1. “Sound of Music,” 1965. Possibly the ultimate something-for-everybody movie: Julie Andrews stars as the misfit would-be nun Maria, sent to act as governess to the children of cranky Captain Georg von Trapp in pre-World War II Austria. Music by Richard Rodgers, lyrics by Oscar Hammerstein II. Plus Nazi villains, cute kids and did we mention Julie Andrews?

2. “Singin’ in the Rain,” 1959. The title tune dates back to 1929, but it truly came alive when Gene Kelly sang it - and danced and splashed to it - in this sparkling musical comedy, with Debbie Reynolds at her wholesome best and a truly brilliant comic turn by Donald O’Connor with “Make ’em Laugh.” The film performed modestly at the box office when released, but was making triumphant comeback appearances at movie houses as late the 1970s. The story follows the fortunes of silent film stars threatened by the advent of “talkies.”

3. “When Harry Met Sally,” 1989. A warm-hearted film with a wicked sense of humor. Billy Crystal and Meg Ryan meet on a cross-county drive, and then encounter each other off and on for the next dozen years. Points in its favor: script by Nora Ephron, direction by Rob Reiner and a soundtrack of standards beautifully presented by Harry Connick Jr.

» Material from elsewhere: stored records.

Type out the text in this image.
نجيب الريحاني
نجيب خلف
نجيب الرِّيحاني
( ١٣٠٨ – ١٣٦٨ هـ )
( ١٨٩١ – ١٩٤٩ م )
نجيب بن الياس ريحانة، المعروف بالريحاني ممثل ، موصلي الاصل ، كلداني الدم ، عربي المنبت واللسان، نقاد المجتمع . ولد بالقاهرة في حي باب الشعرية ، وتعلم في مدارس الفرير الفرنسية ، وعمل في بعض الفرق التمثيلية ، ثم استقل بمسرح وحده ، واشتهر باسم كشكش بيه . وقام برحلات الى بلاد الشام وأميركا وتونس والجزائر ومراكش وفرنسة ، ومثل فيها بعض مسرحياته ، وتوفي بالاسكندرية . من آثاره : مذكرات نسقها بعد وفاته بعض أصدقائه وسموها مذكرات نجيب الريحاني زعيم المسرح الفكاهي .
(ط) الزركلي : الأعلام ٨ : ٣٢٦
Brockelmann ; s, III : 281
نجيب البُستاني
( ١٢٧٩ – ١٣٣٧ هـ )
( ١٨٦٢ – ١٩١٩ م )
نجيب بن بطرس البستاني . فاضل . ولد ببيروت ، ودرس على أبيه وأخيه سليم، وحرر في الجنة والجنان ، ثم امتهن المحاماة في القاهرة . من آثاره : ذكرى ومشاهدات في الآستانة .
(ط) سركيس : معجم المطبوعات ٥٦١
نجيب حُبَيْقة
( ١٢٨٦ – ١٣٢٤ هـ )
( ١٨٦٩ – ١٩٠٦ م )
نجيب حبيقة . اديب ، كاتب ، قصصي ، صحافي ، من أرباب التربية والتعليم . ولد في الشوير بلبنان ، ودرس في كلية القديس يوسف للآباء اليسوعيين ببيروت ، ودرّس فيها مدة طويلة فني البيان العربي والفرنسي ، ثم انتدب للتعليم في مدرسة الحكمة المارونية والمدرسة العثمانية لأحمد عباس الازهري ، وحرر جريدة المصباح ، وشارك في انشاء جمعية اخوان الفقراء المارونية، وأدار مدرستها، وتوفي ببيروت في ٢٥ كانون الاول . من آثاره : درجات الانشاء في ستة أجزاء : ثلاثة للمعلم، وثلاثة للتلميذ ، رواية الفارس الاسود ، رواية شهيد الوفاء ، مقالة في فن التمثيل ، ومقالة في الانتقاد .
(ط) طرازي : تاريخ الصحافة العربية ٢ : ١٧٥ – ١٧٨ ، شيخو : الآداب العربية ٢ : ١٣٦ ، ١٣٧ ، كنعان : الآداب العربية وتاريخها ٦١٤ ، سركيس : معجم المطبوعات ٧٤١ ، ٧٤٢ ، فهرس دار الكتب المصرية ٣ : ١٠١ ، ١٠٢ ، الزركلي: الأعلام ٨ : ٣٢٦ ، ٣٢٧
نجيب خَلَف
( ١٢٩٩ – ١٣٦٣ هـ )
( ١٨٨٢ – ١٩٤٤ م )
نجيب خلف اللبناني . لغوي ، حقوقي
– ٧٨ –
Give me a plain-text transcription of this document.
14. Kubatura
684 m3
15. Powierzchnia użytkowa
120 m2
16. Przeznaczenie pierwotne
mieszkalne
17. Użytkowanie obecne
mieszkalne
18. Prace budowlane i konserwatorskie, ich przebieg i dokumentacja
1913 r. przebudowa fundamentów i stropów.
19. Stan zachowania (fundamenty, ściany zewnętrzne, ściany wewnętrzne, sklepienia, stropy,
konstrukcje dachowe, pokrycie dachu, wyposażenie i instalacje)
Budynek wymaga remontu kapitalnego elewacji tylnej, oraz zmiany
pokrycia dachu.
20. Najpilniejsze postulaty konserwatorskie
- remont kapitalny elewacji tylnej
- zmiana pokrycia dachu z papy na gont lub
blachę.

4. “Meet the Parents,” 2000. Male nurse Greg Focker (Ben Stiller) meets his girlfriend’s parents (Robert DeNiro and Blythe Danner) before proposing and, naturally, does just everything wrong.

5. “For Your Consideration,” 2006. One of a series of comedy films created by Christopher Guest and his informal repertory company of top comic talents, including Eugene Levy, Harry Shearer, Eg Begley Jr., Fred Willard, Michael McKean, Catherine O’Hara and Parker Posey. This time, the story follows an attempt to make a low-budget drama called “Home for Purim,” a Jewish family gathering in the 1940s. When the Hollywood machine gets involved with the project, it shifts sharply toward an “all-American” Thanksgiving.